Simulacra: Nina Davies, Hu Junzhuo, Chanel Khoury, Stefan Reiterer, Bai Yiyi
Simulacra
Nina Davies · Hu Junzhuo · Chanel Khoury · Stefan Reiterer · Bai Yiyi
September 11 – October 18, 2025
Future Gallery is pleased to present Simulacra, an exhibition that considers how images and spaces are constructed, mediated, and transformed in the digital age. The works on view explore a world in which representation no longer points back to an original but becomes its own reality—shaping how we see, move, and imagine
The exhibition traces a spectrum of encounters between the digital and the material. At one end, Nina Davies examines predictive frameworks derived from virtual environments—video games and viral TikTok dances—that reveal how algorithms quietly choreograph our gestures, rituals, and even futures. At another, Hu Junzhuo layers digital mosaics to simulate the blending of photons and particles, evoking the microscopic illusions that underpin perception itself.
Where perception becomes tactile, Chanel Khoury translates immaterial digital landscapes into oil painting. Her luminous canvases transform fleeting virtual mirages into physical surfaces, bridging the ancient craft of painting with the ephemerality of the screen. A related tension unfolds in the work of Stefan Reiterer, who manipulates satellite maps and 3D modeling until they dissolve into abstract yet strangely familiar forms. His Templates series underscores how digital imaging reshapes spatial perception while opening ambiguous fields of interpretation.

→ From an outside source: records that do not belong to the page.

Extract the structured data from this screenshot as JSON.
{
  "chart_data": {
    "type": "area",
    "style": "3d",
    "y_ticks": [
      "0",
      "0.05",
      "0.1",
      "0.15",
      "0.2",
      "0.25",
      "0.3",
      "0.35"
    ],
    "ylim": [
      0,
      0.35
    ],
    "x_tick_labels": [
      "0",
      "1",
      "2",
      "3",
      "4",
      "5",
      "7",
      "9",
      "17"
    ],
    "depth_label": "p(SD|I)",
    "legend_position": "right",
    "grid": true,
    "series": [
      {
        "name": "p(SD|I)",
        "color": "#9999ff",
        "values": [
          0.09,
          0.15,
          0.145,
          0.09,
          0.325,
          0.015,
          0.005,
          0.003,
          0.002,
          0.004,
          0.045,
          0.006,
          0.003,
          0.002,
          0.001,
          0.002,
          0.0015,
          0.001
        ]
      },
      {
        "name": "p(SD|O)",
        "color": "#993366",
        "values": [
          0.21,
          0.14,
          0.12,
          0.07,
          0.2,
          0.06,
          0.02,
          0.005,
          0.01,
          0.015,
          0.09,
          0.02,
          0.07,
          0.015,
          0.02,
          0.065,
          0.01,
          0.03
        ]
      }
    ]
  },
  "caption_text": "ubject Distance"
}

Bai Yiyi, meanwhile, mines the textures of industrial communication—offset printing dots, cinematic blur, static, and pixelation—to create paintings that fracture and recombine narrative. His surfaces reflect how screen aesthetics shape collective identity and mediate our relation to the world.
What unites these practices is an attention to thresholds where realities overlap: the microscopic with the monumental, the fictional with the everyday, the digital with the material. Simulacra reveals how contemporary image worlds do not merely reflect experience but actively construct it, leaving perception layered, unstable, and perpetually in flux.